President Trump told the broadcaster he supports the founding principle of NATO of common defence — that an attack on one is an attack on all — but questioned just how dedicated many of its members really are to that in turn.
President Trump said, per a transcription provided by Reuters, that: “One of the problems with NATO, as I said, we have to fight for them, but will they actually fight for us if we had a war?. Some European states, despite being members of NATO, have small militaries with limited capability.
There are some stalwart allies in NATO, though, the President said. He continued: “I will say this, I believe that the UK would fight with us,… I think that they would be with us. I’m not sure that a lot of the other countries would be.”
This certainty that the United Kingdom is a faithful ally to Washington is not taken in isolation, President Trump said, and factored into his other decisions about dealing with the wider world. Britain was the first country to get a tariff-busting trade deal this year, and Trump said the two very very much linked.
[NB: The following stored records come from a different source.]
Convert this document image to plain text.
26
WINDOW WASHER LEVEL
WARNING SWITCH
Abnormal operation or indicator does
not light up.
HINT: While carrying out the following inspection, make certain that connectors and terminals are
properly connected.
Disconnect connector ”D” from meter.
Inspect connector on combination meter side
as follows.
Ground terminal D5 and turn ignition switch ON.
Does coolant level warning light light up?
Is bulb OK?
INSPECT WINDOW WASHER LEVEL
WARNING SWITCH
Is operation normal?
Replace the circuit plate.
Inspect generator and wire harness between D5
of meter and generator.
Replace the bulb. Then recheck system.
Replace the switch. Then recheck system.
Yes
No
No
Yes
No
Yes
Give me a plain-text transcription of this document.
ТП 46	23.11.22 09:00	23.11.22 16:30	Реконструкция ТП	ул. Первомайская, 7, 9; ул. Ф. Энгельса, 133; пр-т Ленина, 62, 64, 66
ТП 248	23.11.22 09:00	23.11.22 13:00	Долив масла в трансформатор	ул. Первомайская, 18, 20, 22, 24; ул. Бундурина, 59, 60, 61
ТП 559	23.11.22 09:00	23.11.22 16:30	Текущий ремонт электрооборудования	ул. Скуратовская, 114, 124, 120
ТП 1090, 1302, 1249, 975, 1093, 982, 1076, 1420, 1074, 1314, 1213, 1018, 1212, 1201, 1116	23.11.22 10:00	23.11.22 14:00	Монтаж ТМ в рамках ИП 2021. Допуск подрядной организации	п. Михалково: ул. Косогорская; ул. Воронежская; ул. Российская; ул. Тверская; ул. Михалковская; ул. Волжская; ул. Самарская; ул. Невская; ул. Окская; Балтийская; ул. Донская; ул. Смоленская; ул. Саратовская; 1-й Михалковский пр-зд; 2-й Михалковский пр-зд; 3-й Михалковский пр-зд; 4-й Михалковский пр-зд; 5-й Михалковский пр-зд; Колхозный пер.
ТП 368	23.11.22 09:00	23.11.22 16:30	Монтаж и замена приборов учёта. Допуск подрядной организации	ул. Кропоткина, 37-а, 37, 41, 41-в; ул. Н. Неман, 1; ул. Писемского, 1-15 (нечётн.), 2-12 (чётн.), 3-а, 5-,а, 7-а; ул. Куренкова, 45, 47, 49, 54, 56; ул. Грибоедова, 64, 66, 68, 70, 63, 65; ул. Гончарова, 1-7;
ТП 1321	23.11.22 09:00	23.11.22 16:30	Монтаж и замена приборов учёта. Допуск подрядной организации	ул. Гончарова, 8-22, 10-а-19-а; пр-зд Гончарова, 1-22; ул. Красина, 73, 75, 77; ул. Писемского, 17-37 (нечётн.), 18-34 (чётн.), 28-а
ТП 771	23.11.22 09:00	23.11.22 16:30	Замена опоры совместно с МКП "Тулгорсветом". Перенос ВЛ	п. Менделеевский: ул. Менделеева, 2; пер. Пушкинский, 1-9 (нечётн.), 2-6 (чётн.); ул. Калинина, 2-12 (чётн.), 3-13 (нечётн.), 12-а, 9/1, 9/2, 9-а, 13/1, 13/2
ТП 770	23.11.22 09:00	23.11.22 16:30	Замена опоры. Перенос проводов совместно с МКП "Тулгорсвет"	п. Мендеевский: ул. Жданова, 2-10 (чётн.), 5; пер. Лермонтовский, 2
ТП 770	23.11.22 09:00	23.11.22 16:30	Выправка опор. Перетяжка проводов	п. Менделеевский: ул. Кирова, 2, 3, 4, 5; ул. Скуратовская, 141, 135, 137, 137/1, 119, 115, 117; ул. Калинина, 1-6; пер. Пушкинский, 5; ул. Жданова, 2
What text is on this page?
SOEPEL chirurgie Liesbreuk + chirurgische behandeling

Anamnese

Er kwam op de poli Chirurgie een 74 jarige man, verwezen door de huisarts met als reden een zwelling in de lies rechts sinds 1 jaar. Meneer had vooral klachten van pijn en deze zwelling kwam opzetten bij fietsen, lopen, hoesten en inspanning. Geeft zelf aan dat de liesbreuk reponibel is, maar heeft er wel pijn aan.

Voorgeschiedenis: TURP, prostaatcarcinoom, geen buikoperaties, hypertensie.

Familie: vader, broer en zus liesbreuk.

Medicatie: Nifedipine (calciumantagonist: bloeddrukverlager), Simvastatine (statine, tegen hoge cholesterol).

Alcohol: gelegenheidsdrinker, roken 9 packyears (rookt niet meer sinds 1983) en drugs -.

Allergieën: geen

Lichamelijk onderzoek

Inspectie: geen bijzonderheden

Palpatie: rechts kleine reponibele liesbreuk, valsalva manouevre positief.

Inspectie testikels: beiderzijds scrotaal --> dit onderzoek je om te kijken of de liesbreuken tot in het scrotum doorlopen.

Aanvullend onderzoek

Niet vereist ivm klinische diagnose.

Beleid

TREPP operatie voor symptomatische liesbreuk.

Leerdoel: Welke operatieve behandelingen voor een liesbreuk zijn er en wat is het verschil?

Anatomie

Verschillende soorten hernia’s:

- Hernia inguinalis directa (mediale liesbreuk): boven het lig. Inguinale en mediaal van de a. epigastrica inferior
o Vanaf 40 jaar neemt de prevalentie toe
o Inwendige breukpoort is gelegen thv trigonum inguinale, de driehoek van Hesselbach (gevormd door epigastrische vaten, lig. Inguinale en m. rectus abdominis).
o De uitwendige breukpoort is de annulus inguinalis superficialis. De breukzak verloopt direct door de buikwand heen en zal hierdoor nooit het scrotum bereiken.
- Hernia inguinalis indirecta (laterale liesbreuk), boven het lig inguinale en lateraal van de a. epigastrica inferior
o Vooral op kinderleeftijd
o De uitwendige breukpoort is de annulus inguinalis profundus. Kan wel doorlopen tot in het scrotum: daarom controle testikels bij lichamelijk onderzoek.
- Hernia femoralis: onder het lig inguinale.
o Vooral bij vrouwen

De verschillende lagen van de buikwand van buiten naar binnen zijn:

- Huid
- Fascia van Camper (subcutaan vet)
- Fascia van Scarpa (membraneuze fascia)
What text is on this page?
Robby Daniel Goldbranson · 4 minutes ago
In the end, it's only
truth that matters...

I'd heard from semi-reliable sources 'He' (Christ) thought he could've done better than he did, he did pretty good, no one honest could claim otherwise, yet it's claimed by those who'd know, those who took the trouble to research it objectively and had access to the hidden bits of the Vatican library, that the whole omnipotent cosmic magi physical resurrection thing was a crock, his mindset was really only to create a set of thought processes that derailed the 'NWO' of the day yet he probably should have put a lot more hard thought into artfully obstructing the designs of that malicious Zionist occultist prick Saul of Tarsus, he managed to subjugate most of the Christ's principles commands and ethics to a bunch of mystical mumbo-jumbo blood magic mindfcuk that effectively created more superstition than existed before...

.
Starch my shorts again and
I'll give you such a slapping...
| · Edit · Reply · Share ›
He said: “that’s why I made a deal with them… for the most part, in terms of [Britain’s] competitors, and in terms of the European Union, I haven’t made a deal”.
The United Kingdom has one of two major militaries in European NATO, alongside France. But the French military has long been fiercely independent and scornful of dependence on, and involvement with, America. NATO’s common defence clause has only been invoked once in the history of the alliance and that was in response to the September 11th 2001 attack on America, and France did not contribute to the subsequent invasion of Iraq.
In the BBC interview President Trump also revisited the remarks he’d made alongside NATO Secretary General on Monday, when he discussed his growing frustration with Russia’s Putin and his stringing-along of the peace process, which appears to have now all but stalled.
Telling the BBC he trusts “almost nobody, to be honest with you”, President Trump said he thought there was a peace deal reached four times but that these would immediately be followed by more bombings. Of his attitude going forwards, he remarked: “I’m disappointed in him, but I’m not done with him. But I’m disappointed in him.”
On Monday, Trump had announced a new programme to get weapons to Ukraine, but allowing European states to send their own weapons to Kyiv and then pay to buy more stock to replace them from the United States. The President also issued a warning, stating Russia’s Putin had 50 days — to the start of September — to make peace in Ukraine or else have the screws turned in its lucrative global trade in energy exports.
Rather than placing tariffs on Russia directly — which has seen mixed results over the course of the war so far — the U.S. would instead place a punitive 100 per cent rate on Russia’s customers, encouraging them to buy elsewhere.
President Trump said: “we’re going to be doing very severe tariffs… doing secondary tariffs if we don’t have a deal in 50 days, it’s very simple, and they’ll be at 100 per cent, and that’s the way it is, couldn’t be more simple. I hope we don’t have to do it”.